Staatsanzeiger Freitag, 06. Oktober 2023 Rainer Lang
Dürre ist das größte ProblemBislang war die Debatte vor allem durch Starkregen und Hochwasser bestimmt, wie sie 2016 in Baden-Württemberg und 2021 im Ahrtal auftraten. Doch das eigentliche Wasser-Problem dürfte langfristig der Mangel sein. Auch im Südwesten sind längere Dürreperioden zu erwarten. Problematisch ist vor allem, wenn im Winter der Schnee ausbleibt.
Die Landwirte werden sich umstellen müssen, wenn die Trockenheit zur Regel wird. Schon in diesem Jahr reifte vielerorts das Getreide zu früh, weil es zu wenig regnete.

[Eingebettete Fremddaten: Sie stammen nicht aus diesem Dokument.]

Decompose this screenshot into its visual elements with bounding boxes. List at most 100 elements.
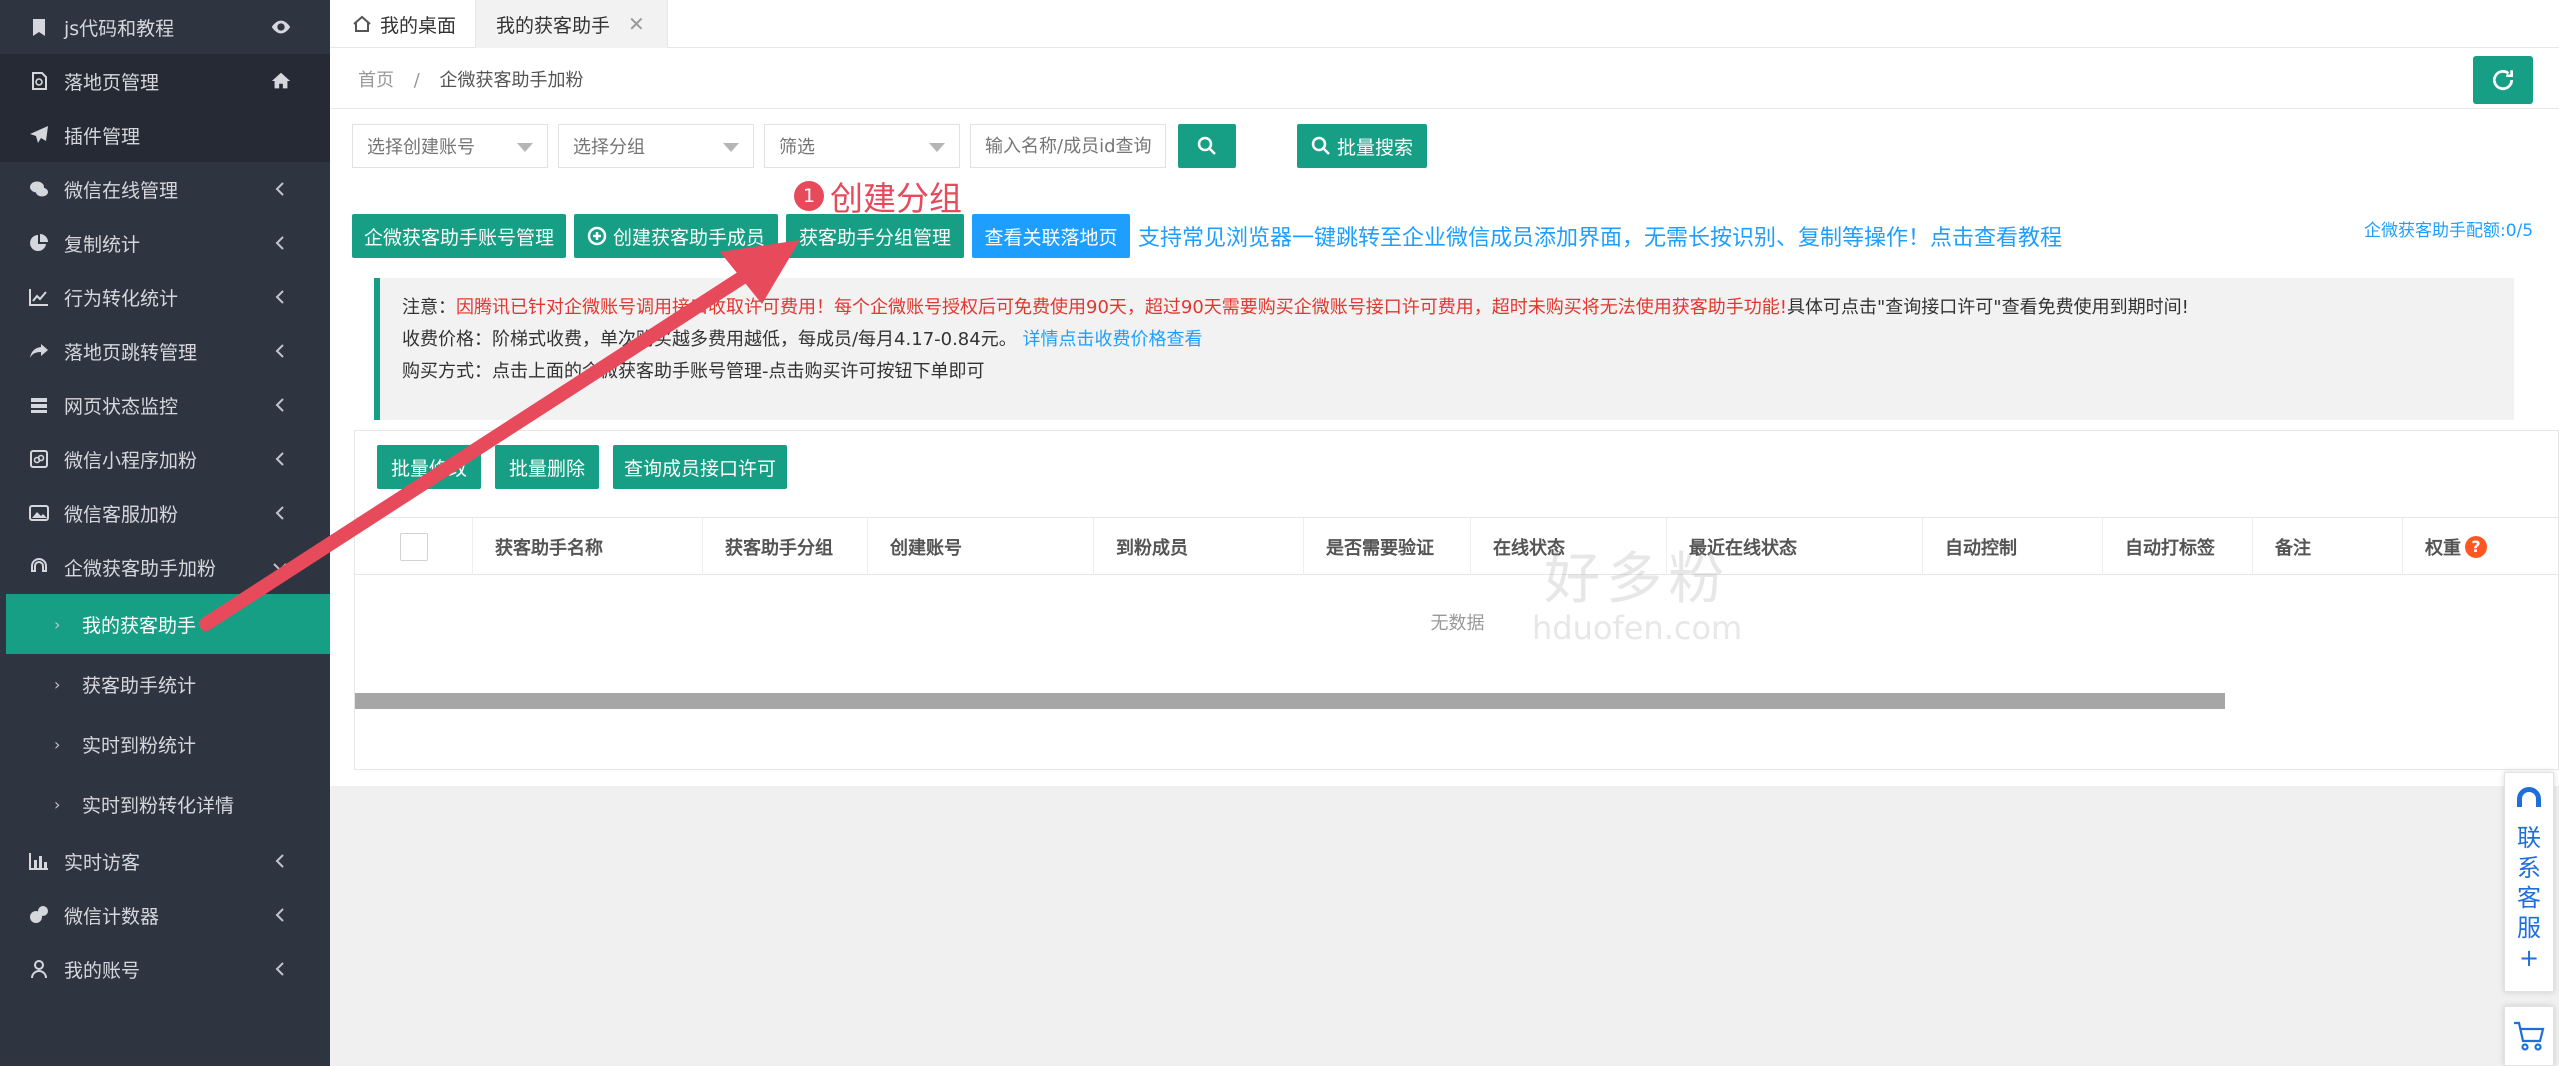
chevron-left-icon: [272, 234, 288, 250]
pie-icon: [28, 904, 50, 926]
user-icon: [28, 958, 50, 980]
sidebar-item-realtime-visitors[interactable]: 实时访客: [0, 834, 330, 888]
tab-my-assistant[interactable]: 我的获客助手 ✕: [476, 0, 668, 48]
price-detail-link[interactable]: 详情点击收费价格查看: [1022, 329, 1202, 350]
column-header[interactable]: 创建账号: [868, 518, 1094, 575]
chevron-left-icon: [272, 504, 288, 520]
search-icon: [1197, 136, 1216, 155]
sidebar-sub-label: 实时到粉统计: [82, 734, 197, 757]
column-header[interactable]: 获客助手分组: [703, 518, 868, 575]
view-landing-button[interactable]: 查看关联落地页: [972, 214, 1130, 258]
sidebar-item-landing-page[interactable]: 落地页管理: [0, 54, 330, 108]
batch-edit-button[interactable]: 批量修改: [377, 445, 481, 489]
sidebar-item-wecom-assistant[interactable]: 企微获客助手加粉: [0, 540, 330, 594]
horizontal-scrollbar[interactable]: [355, 693, 2225, 709]
chevron-left-icon: [272, 960, 288, 976]
column-header[interactable]: 备注: [2253, 518, 2403, 575]
notice-line-3: 购买方式：点击上面的企微获客助手账号管理-点击购买许可按钮下单即可: [402, 361, 985, 382]
column-header[interactable]: 获客助手名称: [473, 518, 703, 575]
pie-chart-icon: [28, 232, 50, 254]
account-select[interactable]: 选择创建账号: [352, 124, 548, 168]
tab-label: 我的桌面: [380, 14, 457, 37]
sidebar-sub-assistant-stats[interactable]: › 获客助手统计: [0, 654, 330, 714]
caret-down-icon: [929, 143, 945, 152]
chevron-left-icon: [272, 180, 288, 196]
sidebar-item-landing-redirect[interactable]: 落地页跳转管理: [0, 324, 330, 378]
account-manage-label: 企微获客助手账号管理: [363, 226, 554, 249]
image-icon: [28, 502, 50, 524]
notice-line-1: 注意：因腾讯已针对企微账号调用接口收取许可费用！每个企微账号授权后可免费使用90…: [402, 292, 2514, 324]
sidebar-item-label: 复制统计: [64, 233, 141, 256]
annotation-text: 创建分组: [830, 179, 962, 218]
create-member-button[interactable]: 创建获客助手成员: [574, 214, 778, 258]
column-header[interactable]: 是否需要验证: [1304, 518, 1471, 575]
watermark-cn: 好多粉: [1544, 547, 1731, 612]
sidebar-item-wechat-counter[interactable]: 微信计数器: [0, 888, 330, 942]
filter-select[interactable]: 筛选: [764, 124, 960, 168]
batch-search-button[interactable]: 批量搜索: [1297, 124, 1427, 168]
chevron-left-icon: [272, 906, 288, 922]
column-header[interactable]: 自动控制: [1923, 518, 2103, 575]
sidebar-sub-label: 我的获客助手: [82, 614, 197, 637]
batch-delete-label: 批量删除: [508, 457, 585, 480]
divider: [330, 108, 2559, 109]
chevron-right-icon: ›: [54, 674, 61, 694]
batch-delete-button[interactable]: 批量删除: [495, 445, 599, 489]
eye-icon[interactable]: [270, 16, 292, 38]
cart-button[interactable]: [2504, 1006, 2554, 1066]
sidebar-item-my-account[interactable]: 我的账号: [0, 942, 330, 996]
sidebar-item-label: 微信计数器: [64, 905, 160, 928]
chevron-left-icon: [272, 396, 288, 412]
headset-icon: [28, 556, 50, 578]
search-button[interactable]: [1178, 124, 1236, 168]
home-icon[interactable]: [270, 70, 292, 92]
notice-box: 注意：因腾讯已针对企微账号调用接口收取许可费用！每个企微账号授权后可免费使用90…: [374, 278, 2514, 420]
sidebar-item-js-code[interactable]: js代码和教程: [0, 0, 330, 54]
empty-state: 无数据: [1430, 613, 1485, 634]
sidebar-item-copy-stats[interactable]: 复制统计: [0, 216, 330, 270]
watermark-en: hduofen.com: [1532, 609, 1743, 647]
sidebar-item-behavior-stats[interactable]: 行为转化统计: [0, 270, 330, 324]
notice-price: 收费价格：阶梯式收费，单次购买越多费用越低，每成员/每月4.17-0.84元。: [402, 329, 1017, 350]
query-license-button[interactable]: 查询成员接口许可: [613, 445, 787, 489]
group-select[interactable]: 选择分组: [558, 124, 754, 168]
sidebar-item-page-monitor[interactable]: 网页状态监控: [0, 378, 330, 432]
group-manage-button[interactable]: 获客助手分组管理: [786, 214, 964, 258]
search-icon: [1311, 136, 1330, 155]
refresh-button[interactable]: [2473, 56, 2533, 104]
tutorial-link[interactable]: 支持常见浏览器一键跳转至企业微信成员添加界面，无需长按识别、复制等操作！点击查看…: [1138, 220, 2062, 252]
group-select-value: 选择分组: [573, 137, 645, 158]
headset-icon: [2517, 787, 2541, 807]
breadcrumb-home[interactable]: 首页: [358, 70, 394, 91]
share-icon: [28, 340, 50, 362]
account-select-value: 选择创建账号: [367, 137, 475, 158]
sidebar-sub-my-assistant[interactable]: › 我的获客助手: [6, 594, 330, 654]
close-icon[interactable]: ✕: [628, 12, 645, 36]
sidebar-item-label: 微信在线管理: [64, 179, 179, 202]
bar-chart-icon: [28, 850, 50, 872]
search-input[interactable]: [970, 124, 1166, 168]
sidebar: js代码和教程 落地页管理 插件管理 微信在线管理 复制统计 行为转化统计 落地…: [0, 0, 330, 1066]
tab-my-desktop[interactable]: 我的桌面: [330, 0, 476, 48]
annotation-label: 1 创建分组: [794, 172, 962, 220]
sidebar-item-plugin[interactable]: 插件管理: [0, 108, 330, 162]
sidebar-sub-realtime-conversion[interactable]: › 实时到粉转化详情: [0, 774, 330, 834]
sidebar-item-label: js代码和教程: [64, 17, 175, 40]
batch-search-label: 批量搜索: [1336, 136, 1413, 159]
wechat-icon: [28, 178, 50, 200]
sidebar-item-wechat-online[interactable]: 微信在线管理: [0, 162, 330, 216]
sidebar-item-label: 落地页管理: [64, 71, 160, 94]
help-icon[interactable]: ?: [2465, 535, 2487, 558]
sidebar-sub-realtime-fans[interactable]: › 实时到粉统计: [0, 714, 330, 774]
sidebar-item-wechat-service[interactable]: 微信客服加粉: [0, 486, 330, 540]
select-all-checkbox[interactable]: [399, 532, 428, 561]
home-outline-icon: [353, 15, 371, 32]
sidebar-item-miniprogram[interactable]: 微信小程序加粉: [0, 432, 330, 486]
breadcrumb-current: 企微获客助手加粉: [439, 70, 584, 91]
sidebar-item-label: 企微获客助手加粉: [64, 557, 217, 580]
column-header-weight[interactable]: 权重 ?: [2403, 518, 2559, 575]
column-header[interactable]: 到粉成员: [1094, 518, 1304, 575]
column-header[interactable]: 自动打标签: [2103, 518, 2253, 575]
contact-service-button[interactable]: 联系客服+: [2504, 772, 2554, 992]
account-manage-button[interactable]: 企微获客助手账号管理: [352, 214, 566, 258]
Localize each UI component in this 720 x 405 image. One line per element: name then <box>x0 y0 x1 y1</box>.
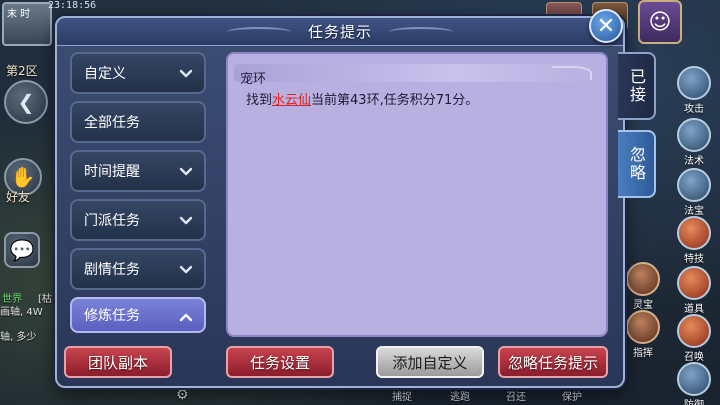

Eines ist immerhin positiv zu vermelden: Die aufgeregten Debatten über das Thema Wasser in den vergangenen Jahren haben dazu geführt, dass die Bundesregierung im Februar eine nationale Wasserstrategie (siehe unten) verabschiedet hat.
Gleichzeitig folgt jedoch Hiobsbotschaft auf Hiobsbotschaft. Sorgen macht den Fachleuten vor allem der sinkende Grundwasserspiegel. Seit Jahren ist die Niederschlagsmenge zu gering, um die unterirdischen Speicher wieder aufzufüllen. Besonders die trockenen Wintermonate machen sich bemerkbar. Die Monate Januar und Februar seien für die Neubildung von Grundwasser elementar.